On Levying ISPs for DRM-Free Content

February 18, 2007

It should not be a surprise by now to see lawyers and politicians arguing bizarre things about the Internet. First, it was the infamous Senator Ted Stevens and his “series of tubes”, and now it is the Spanish Authors Association (SGAE) proposing to charge the ISPs and operators for illegal P2P downloads. Sort of a road-tax, but on the ISPs.

The challenge with SGAE’s proposal is that it is highly short-eyed and not understanding of the nature of the internet. It sadly follows the current trend across Europe, which makes our politicians think that they can fix any problem by imposing additional regulation.

If European ISPs were charged such levies on P2P downloads, it would be naïve to think that they would stand still looking at their decreased margins. First, the ISPs would certainly pass the cost onto the end consumer by increasing monthly broadband fees, with the terrible and unfair side-effect of making lawful citizens pay for committing no sin.
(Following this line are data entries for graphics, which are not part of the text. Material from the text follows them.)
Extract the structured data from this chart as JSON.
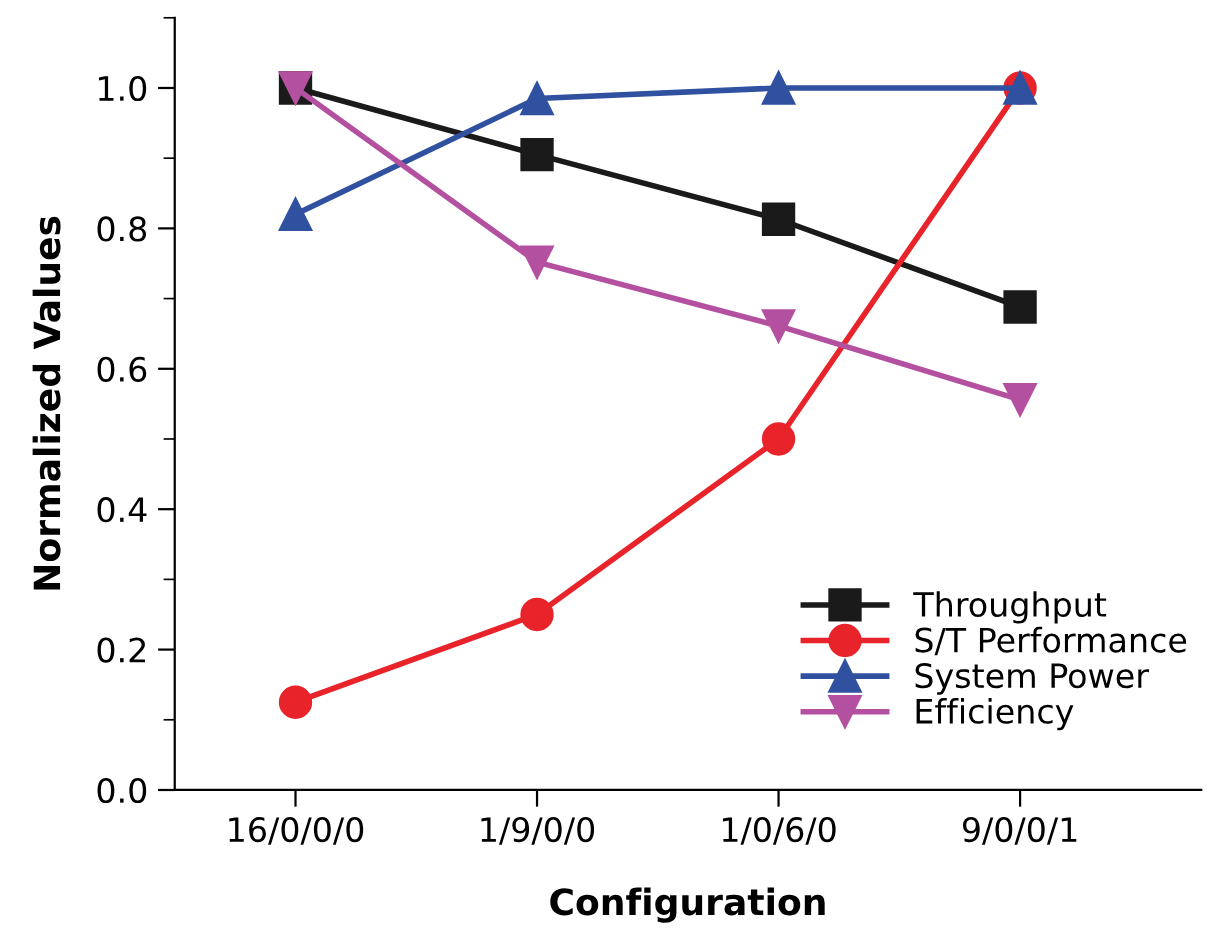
{
  "chart_data": {
    "type": "line",
    "xlabel": "Configuration",
    "ylabel": "Normalized Values",
    "categories": [
      "16/0/0/0",
      "1/9/0/0",
      "1/0/6/0",
      "9/0/0/1"
    ],
    "series": [
      {
        "name": "Throughput",
        "color": "#1a1a1a",
        "marker": "square",
        "values": [
          1.0,
          0.905,
          0.813,
          0.688
        ]
      },
      {
        "name": "S/T Performance",
        "color": "#e8232a",
        "marker": "circle",
        "values": [
          0.125,
          0.25,
          0.5,
          1.0
        ]
      },
      {
        "name": "System Power",
        "color": "#3050a0",
        "marker": "triangle",
        "values": [
          0.82,
          0.985,
          1.0,
          1.0
        ]
      },
      {
        "name": "Efficiency",
        "color": "#b450a0",
        "marker": "triangle_down",
        "values": [
          1.0,
          0.752,
          0.661,
          0.556
        ]
      }
    ],
    "ylim": [
      0,
      1.1
    ],
    "yticks": [
      {
        "value": 0,
        "label": "0.0"
      },
      0.2,
      0.4,
      0.6,
      0.8,
      {
        "value": 1,
        "label": "1.0"
      }
    ],
    "grid": false,
    "legend": "bottom right",
    "line_style": "solid"
  }
}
Secondly, every single ISP would start charging content providers for the usage of their networks. The media groups would not only need to pay their normal hosting and data centre fees as they currently do, but they would also have to pay every single other ISP in the country for the bandwidth used to connect end consumers to content.

The interesting thing is that those big media groups are the likes of Universal/Vivendi, Sony Music, EMI, which all co-share production costs with the news groups of CBS, CNN, Canal+ and Prisa. So at the end of the day, SGAE would end shooting itself on the foot.

In summary, the suggestion made by Pablo Hernández of SGAE is ill-conceived and hopefully will not see the light.